Para escrever este livro teve de passar por todo esse processo de aprendizagem e pesquisa para não cair nos estereótipos?

Sim, por um lado tive uma experiência de dois meses na Argélia a dar aulas que me deu alguma base para este livro. Depois tive de ler muito. Li o Alcorão, que nunca tinha lido, pelo menos totalmente. Li muitos livros de História da religião, livros específicos sobre o Islão, por um lado porque era esse o projeto do livro. Eu queria de facto aprender mais sobre o Islão para escrever este livro e depois porque, estando a lidar com matérias tão sensíveis, não poderia arriscar cometer erros grosseiros. Quando se toca nas religiões, isso obriga-nos a ter um mínimo de conhecimento para não dizermos disparates. Creio e espero não o ter feito.

Escreve para entender o mundo que o rodeia?

No meu caso os livros que tenho escrito têm também muitas vezes a função de me permitirem estudar e aprofundar temas, questões que já me interessavam. Cada livro é um projeto, obriga-me a estudar e a pensar mais sobre as coisas e até, como no caso deste livro, a experienciá-las. A escrita de um romance sobre um tema é também vive-lo e vivê-lo intensamente.

Ou seja, é também uma forma de expressar a sua forma de viver a vida e de olhar o mundo?

Sim, os romances não se prestam a grandes teorias, mas ajudam-nos a entender o outro, a pormo-nos no lugar dos outros, e isso está muito presente aqui neste livro.

Escrever continua a ser uma segunda profissão ou é cada vez mais a primeira?

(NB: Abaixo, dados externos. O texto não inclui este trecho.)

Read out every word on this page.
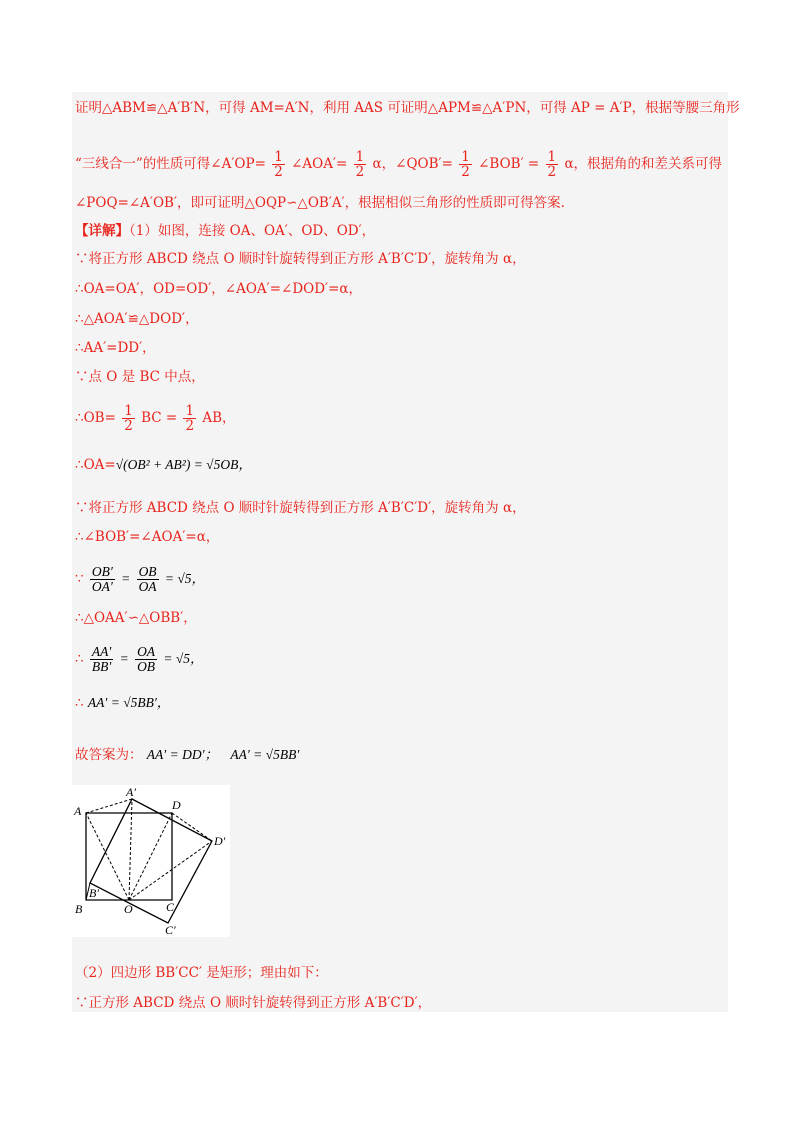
证明△ABM≌△A′B′N，可得 AM=A′N，利用 AAS 可证明△APM≌△A′PN，可得 AP = A′P，根据等腰三角形
“三线合一”的性质可得∠A′OP= $\frac{1}{2}$ ∠AOA′= $\frac{1}{2}$ α，∠QOB′= $\frac{1}{2}$ ∠BOB′ = $\frac{1}{2}$ α，根据角的和差关系可得
∠POQ=∠A′OB′，即可证明△OQP∽△OB′A′，根据相似三角形的性质即可得答案.
【详解】（1）如图，连接 OA、OA′、OD、OD′，
∵将正方形 ABCD 绕点 O 顺时针旋转得到正方形 A′B′C′D′，旋转角为 α，
∴OA=OA′，OD=OD′，∠AOA′=∠DOD′=α，
∴△AOA′≌△DOD′，
∴AA′=DD′，
∵点 O 是 BC 中点，
∴OB= $\frac{1}{2}$ BC = $\frac{1}{2}$ AB，
∴OA=√(OB² + AB²) = √5OB，
∵将正方形 ABCD 绕点 O 顺时针旋转得到正方形 A′B′C′D′，旋转角为 α，
∴∠BOB′=∠AOA′=α，
∵ $\frac{OB'}{OA'} = \frac{OB}{OA} = √5$，
∴△OAA′∽△OBB′，
∴ $\frac{AA'}{BB'} = \frac{OA}{OB} = √5$，
∴ AA′ = √5BB′，
故答案为： AA′ = DD′； AA′ = √5BB′
A
A′
D
D′
B
B′
O	C
C′
（2）四边形 BB′CC′ 是矩形；理由如下：
∵正方形 ABCD 绕点 O 顺时针旋转得到正方形 A′B′C′D′，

Tenho várias profissões que vão competindo entre elas. Dou aulas na Católica do Porto numa área mais cientifica de químicas e físicas e faço-o muito a sério, leva boa parte do meu tempo. Mas a escrita também é diária. Vou saltitando entre estes dois pólos com grande alegria. Custa-me afunilar numa área de ação. A escrita vai-me ajudando a libertar dos rigores científicos e a ciência e o ensino vão também ajudando a pensar que há coisas que são mesmo como são. Por outro lado, o contacto com os alunos também me ajuda a espairecer das longas horas de escrita que normalmente tenho.